Ülkesinin iç savaşında da başrolde olan Collins, yedinci oğlun yedinci oğluydu. Haliyle ondan mucizeler bekleniyordu…
Paskalya Ayaklanması’nda adını duyuran delikanlı, isyanın bastırılmasından sonra idamın ucundan dönüyor, kısa sürede ünü çığ gibi büyüyordu. Sinn Fein’in icra kurulunda o vardı, gönüllülerin başında da…
Eamon de Valera’yı hapisten kaçıran Mick, yeni kurulan IRA’nın da komuta kademesinde görev üstleniyordu. Ayrılıkçıların kurduğu mecliste de görev alan Collins, 1921’de İngiltere ile masaya oturan İrlanda delegasyonunun başıydı. Hiç istemese de görevden kaçmamıştı. Oysa ilk görüşmelere başlayan de Valera, işler arapsaçına döndüğünde hamlesini yapmış, halkın sevgilisini Londra’ya göndermişti.
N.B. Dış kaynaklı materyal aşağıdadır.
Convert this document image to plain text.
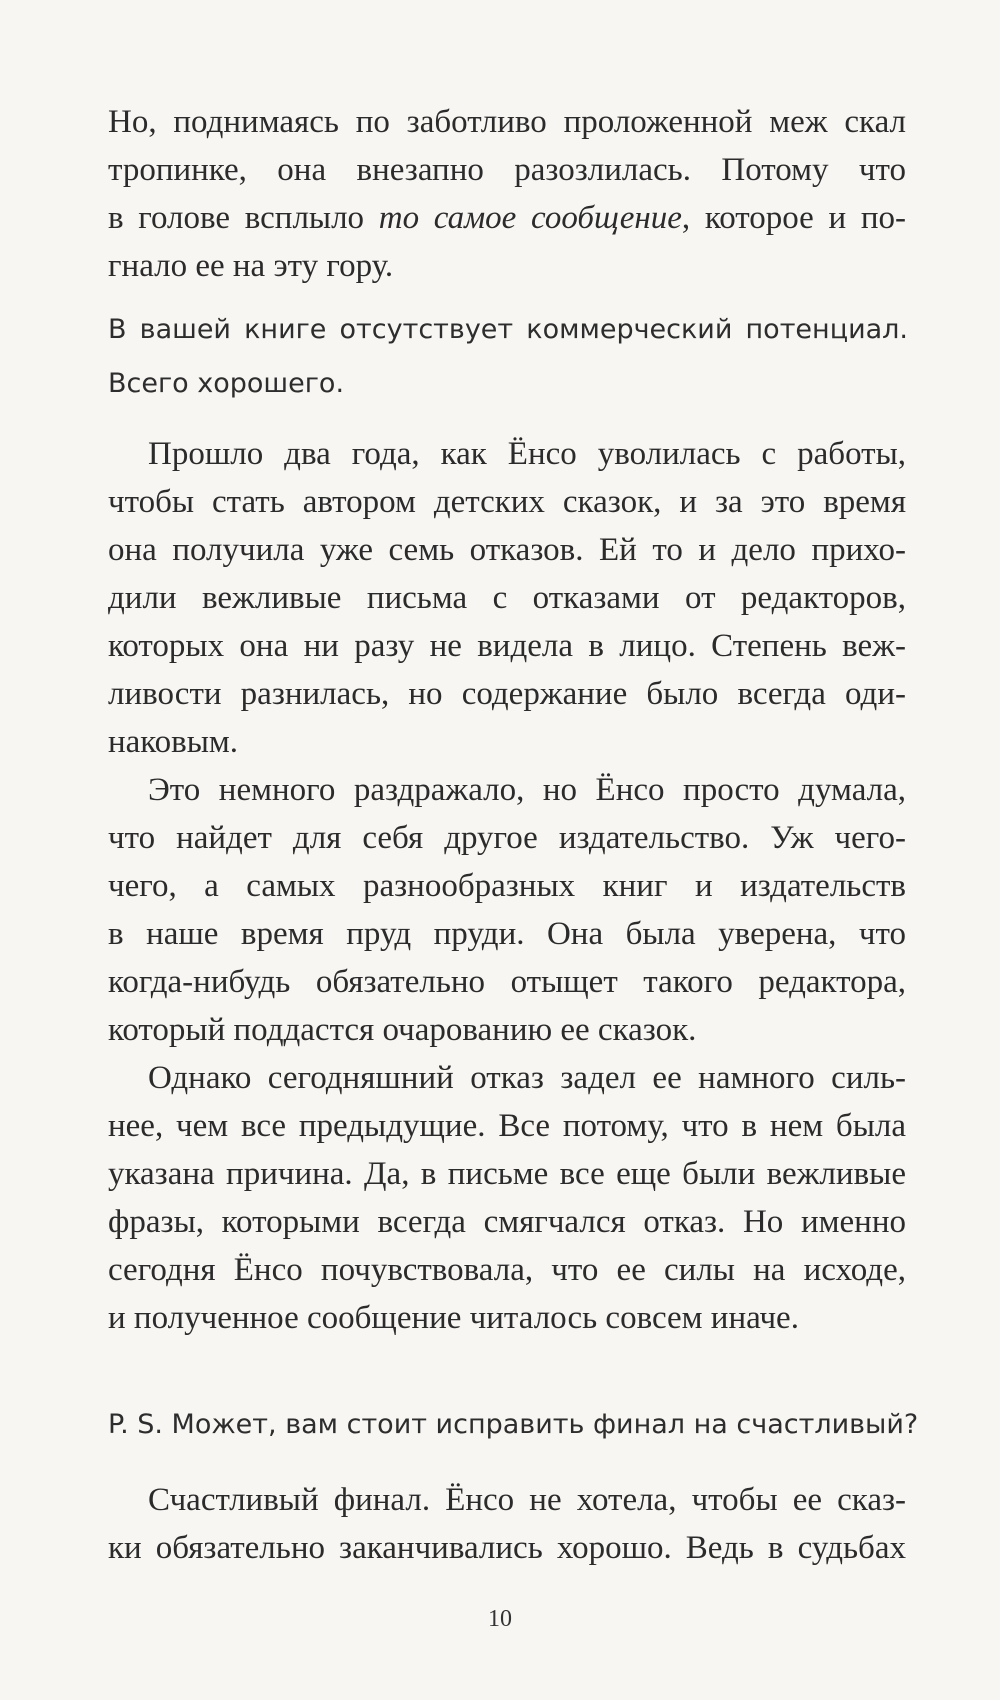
Но, поднимаясь по заботливо проложенной меж скал
тропинке, она внезапно разозлилась. Потому что
в голове всплыло то самое сообщение, которое и по-
гнало ее на эту гору.
В вашей книге отсутствует коммерческий потенциал.
Всего хорошего.
Прошло два года, как Ёнсо уволилась с работы,
чтобы стать автором детских сказок, и за это время
она получила уже семь отказов. Ей то и дело прихо-
дили вежливые письма с отказами от редакторов,
которых она ни разу не видела в лицо. Степень веж-
ливости разнилась, но содержание было всегда оди-
наковым.
Это немного раздражало, но Ёнсо просто думала,
что найдет для себя другое издательство. Уж чего-
чего, а самых разнообразных книг и издательств
в наше время пруд пруди. Она была уверена, что
когда-нибудь обязательно отыщет такого редактора,
который поддастся очарованию ее сказок.
Однако сегодняшний отказ задел ее намного силь-
нее, чем все предыдущие. Все потому, что в нем была
указана причина. Да, в письме все еще были вежливые
фразы, которыми всегда смягчался отказ. Но именно
сегодня Ёнсо почувствовала, что ее силы на исходе,
и полученное сообщение читалось совсем иначе.
P. S. Может, вам стоит исправить финал на счастливый?
Счастливый финал. Ёнсо не хотела, чтобы ее сказ-
ки обязательно заканчивались хорошо. Ведь в судьбах
10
Savaş alanında kaç kere kazandığı bilinmeyen ancak masada asla kaybetmeyen İngilizler, Kuzey İrlanda’yı alıyor, taca bağlı kalmak şartıyla İrlanda yarı bağımsız statüye kavuşuyordu. De Valera siyasi bir manevrayla istifa ederken, Collins silahlı kuvvetlerin başına geçiyordu. Söylemeye gerek yok, emrindekilerin bir bölümü tarafından hain olarak kabul ediliyordu.
22 Ağustos 1922’deki pusuda sadece 31 yaşındaki Collins’in ölmesi bu yüzden tartışılıyor. Vefat haberinden sonra hapishanedeki yüzlerce arkadaşının onun için diz çöküp dua etmesi çok şey anlatıyor.
En ayrılıkçı İrlandalı o muydu? Hayır. En demokratik olanı o muydu? Hayır. Anlaşma masasında kaybetti mi? Evet. İrlanda’nın en çok sevdiği o mu? Kuvvetle muhtemel evet!